Zübeyir banyoya koşunca Hureyre bana baktı ve ardından masaya yaklaştı bu sırada ben halen kapıdan koşarak çıkan Zübeyir'in ardından bakıyordum. Hureyre kollarını yavaşça omuzlarıma doladı ve Zübeyir'in ardında bıraktığı sessizliği bozdu, "Nasıl oluyor bilmiyorum ama sanki Zübeyir'in hareketleri bana seni hatırlatıyor...erkek ve çocuk halin gibi.", gülüşüne tebessüm ederek eşlik ettim. Gülüşü odada etrafımıza saçılan ışık misali akşamı aydınlattı ve en önemlisi beni de mutlu ederek ona ve hayata bakış açısına ve beni hayran bıraktı. "Aslında birlikte çok fazla vakit geçirdik belki ondandır.", "Hmmm", kollarını daha sıklaştırdı, "Bu fazla zaman kavramını açarsak mesela, benimle daha çok geçireceğin bir kavramı da kapsıyor değil mi?
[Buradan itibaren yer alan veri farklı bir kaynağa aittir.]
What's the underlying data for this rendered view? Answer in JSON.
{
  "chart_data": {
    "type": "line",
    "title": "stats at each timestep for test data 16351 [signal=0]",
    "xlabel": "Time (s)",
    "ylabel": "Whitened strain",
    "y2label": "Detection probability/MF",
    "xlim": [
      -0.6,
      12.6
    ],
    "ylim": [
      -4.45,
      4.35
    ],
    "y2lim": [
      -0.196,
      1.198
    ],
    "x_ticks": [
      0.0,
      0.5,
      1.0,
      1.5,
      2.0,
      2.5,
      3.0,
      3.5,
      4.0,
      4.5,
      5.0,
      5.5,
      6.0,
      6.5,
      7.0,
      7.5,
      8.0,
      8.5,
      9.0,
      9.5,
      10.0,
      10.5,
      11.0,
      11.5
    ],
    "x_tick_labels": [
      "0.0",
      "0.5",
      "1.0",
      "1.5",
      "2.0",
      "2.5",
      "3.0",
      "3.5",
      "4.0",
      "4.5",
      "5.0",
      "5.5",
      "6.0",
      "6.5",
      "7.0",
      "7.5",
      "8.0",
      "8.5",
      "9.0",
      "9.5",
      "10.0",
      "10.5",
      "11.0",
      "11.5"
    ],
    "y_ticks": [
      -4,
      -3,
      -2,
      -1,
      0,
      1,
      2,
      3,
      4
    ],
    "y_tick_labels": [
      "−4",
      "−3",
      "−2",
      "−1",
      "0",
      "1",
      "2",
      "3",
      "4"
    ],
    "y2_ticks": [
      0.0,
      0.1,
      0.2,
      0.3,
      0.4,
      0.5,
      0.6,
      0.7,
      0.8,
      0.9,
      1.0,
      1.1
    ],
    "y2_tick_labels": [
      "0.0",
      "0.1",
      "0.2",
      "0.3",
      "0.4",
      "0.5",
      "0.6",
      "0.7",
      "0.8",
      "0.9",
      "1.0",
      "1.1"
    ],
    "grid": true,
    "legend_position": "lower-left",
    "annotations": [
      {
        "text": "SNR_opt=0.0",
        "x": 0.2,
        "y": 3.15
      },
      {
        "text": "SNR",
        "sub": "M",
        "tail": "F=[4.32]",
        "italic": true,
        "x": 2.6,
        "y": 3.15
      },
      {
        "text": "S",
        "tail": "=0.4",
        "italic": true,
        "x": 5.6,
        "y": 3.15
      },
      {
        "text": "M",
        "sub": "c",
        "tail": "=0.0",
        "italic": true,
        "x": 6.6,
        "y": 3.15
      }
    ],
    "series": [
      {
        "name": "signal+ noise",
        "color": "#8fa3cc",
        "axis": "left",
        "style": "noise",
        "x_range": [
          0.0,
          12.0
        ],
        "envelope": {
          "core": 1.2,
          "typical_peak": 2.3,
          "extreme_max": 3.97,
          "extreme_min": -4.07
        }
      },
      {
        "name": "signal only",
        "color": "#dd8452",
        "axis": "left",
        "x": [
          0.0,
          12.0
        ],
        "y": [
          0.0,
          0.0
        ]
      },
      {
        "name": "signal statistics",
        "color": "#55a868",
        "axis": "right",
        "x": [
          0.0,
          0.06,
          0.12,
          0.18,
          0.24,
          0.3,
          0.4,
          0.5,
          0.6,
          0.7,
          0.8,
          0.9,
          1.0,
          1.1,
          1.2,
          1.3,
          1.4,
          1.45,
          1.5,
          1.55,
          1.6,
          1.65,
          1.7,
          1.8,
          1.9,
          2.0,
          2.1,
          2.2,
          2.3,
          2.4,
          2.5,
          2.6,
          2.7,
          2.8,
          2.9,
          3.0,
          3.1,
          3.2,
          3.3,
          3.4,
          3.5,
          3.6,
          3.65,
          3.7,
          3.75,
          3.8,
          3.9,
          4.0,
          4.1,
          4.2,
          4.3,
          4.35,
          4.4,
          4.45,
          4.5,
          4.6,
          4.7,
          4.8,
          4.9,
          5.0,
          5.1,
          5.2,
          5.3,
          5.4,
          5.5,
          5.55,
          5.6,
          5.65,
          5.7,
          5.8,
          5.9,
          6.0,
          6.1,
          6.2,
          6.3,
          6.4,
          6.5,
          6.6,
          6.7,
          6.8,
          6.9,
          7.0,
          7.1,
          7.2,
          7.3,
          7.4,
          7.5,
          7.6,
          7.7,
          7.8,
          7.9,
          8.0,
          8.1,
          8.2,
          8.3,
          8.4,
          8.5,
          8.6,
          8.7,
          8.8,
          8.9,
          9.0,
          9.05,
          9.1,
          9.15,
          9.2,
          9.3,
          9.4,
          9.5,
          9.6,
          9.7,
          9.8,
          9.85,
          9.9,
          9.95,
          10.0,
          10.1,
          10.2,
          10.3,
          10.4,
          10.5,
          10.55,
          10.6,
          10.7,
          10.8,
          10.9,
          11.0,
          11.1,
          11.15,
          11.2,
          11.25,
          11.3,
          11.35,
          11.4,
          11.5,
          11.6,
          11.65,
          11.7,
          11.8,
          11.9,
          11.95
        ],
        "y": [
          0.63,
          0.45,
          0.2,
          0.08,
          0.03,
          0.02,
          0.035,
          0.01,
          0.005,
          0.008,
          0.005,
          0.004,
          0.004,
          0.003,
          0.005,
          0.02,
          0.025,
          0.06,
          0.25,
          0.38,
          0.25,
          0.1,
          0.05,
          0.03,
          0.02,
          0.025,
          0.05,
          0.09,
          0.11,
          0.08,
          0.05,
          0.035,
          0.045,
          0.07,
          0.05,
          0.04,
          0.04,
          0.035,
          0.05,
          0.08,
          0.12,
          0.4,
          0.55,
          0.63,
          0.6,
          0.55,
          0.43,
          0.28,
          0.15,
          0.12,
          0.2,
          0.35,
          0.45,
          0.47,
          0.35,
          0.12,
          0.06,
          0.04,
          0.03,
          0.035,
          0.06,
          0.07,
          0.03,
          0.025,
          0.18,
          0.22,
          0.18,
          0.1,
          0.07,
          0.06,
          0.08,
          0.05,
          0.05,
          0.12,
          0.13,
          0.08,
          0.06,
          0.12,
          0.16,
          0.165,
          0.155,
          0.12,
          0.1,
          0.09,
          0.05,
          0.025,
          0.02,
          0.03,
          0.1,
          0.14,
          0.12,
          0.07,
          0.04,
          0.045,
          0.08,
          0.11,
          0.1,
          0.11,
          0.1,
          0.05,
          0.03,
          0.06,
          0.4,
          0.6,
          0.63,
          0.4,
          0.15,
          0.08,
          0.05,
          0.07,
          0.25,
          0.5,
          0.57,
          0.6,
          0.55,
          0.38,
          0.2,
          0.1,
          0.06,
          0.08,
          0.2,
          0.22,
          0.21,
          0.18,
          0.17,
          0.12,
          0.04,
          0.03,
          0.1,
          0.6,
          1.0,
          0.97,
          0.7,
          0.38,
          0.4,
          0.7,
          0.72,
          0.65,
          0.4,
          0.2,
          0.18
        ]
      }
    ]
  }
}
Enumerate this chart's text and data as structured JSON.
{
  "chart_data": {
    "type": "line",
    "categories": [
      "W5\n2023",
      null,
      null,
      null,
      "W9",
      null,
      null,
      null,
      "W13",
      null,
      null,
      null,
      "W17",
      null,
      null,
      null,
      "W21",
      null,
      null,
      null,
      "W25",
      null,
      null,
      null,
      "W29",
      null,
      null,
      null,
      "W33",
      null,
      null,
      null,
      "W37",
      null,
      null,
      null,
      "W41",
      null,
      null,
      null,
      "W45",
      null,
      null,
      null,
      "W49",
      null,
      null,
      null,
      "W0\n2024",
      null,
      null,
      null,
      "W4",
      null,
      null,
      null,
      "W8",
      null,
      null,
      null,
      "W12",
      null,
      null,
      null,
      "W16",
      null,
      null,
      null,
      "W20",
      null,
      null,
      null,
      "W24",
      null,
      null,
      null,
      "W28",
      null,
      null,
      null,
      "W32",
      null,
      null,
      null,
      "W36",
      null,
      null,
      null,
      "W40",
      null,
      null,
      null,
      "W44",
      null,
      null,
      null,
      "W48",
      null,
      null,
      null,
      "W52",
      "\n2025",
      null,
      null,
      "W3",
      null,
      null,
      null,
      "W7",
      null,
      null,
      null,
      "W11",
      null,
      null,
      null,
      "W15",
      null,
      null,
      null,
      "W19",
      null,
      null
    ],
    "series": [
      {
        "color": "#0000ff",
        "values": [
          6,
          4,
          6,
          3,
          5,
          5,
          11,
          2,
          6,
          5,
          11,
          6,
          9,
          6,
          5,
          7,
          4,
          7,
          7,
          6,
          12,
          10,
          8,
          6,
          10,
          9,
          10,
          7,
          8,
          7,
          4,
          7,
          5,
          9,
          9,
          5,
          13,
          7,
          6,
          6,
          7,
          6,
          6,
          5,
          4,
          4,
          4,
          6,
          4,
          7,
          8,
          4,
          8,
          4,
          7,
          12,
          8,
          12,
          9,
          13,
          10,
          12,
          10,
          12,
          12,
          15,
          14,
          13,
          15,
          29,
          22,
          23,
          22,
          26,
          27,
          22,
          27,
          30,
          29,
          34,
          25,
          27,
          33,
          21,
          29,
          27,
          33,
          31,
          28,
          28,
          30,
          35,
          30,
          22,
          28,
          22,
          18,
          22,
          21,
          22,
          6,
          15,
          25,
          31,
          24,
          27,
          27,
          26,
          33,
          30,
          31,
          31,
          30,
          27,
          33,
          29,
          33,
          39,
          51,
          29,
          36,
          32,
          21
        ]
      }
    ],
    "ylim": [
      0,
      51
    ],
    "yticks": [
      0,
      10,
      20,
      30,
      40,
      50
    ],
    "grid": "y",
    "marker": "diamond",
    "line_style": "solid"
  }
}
Sonuçta bende sana benzemek isterim.", dediğimden bunu çıkaracağını tahmin bile edemediğimden olacak ki bu düşüncesine karşılık olarak kahkaha attım ve ardıma dönerek yüzünün aldığı bozulan çocuk ifadesine baktım "Cidden mi? Anlayışla karşılamak isterdim ama artık paylaşamama seviyeniz sanki evereste çıktı Hureyre bey, ne dersiniz?", tek kaşını kaldırdı ve dudaklarını cevap vermek için araladı "Tamam, peki, böyle mi oldu Sare hanım? Hatırlatayım o zaman bir çocuk ve annesi vardı hani senin-", "Neyse hadi git sen, Zübeyir ne yaptı bir baksak iyi olur kendi başına yalnız yapamamış olabilir.".

Cümlesini bitirmesine bile isteye izin vermeden ve gülümseyerek onu banyoya doğru çektim. Benim hakkımdı, onun değidi, değil mi?

(...)

"Sare biz de yakında bir bakalım, olmayan yeni kıyafetler varsa bir kenara ayıralım.", nedenini anlayamadğım için ona baktım o ise bana giyisi dolabının önünden bakışlarımı görmediği için cevap vermedi. Şimdi mi farkına varmıştı kıyafetlerimizin çok olduğu ya da dolabın kırılmasından mı endişe duyuyordu?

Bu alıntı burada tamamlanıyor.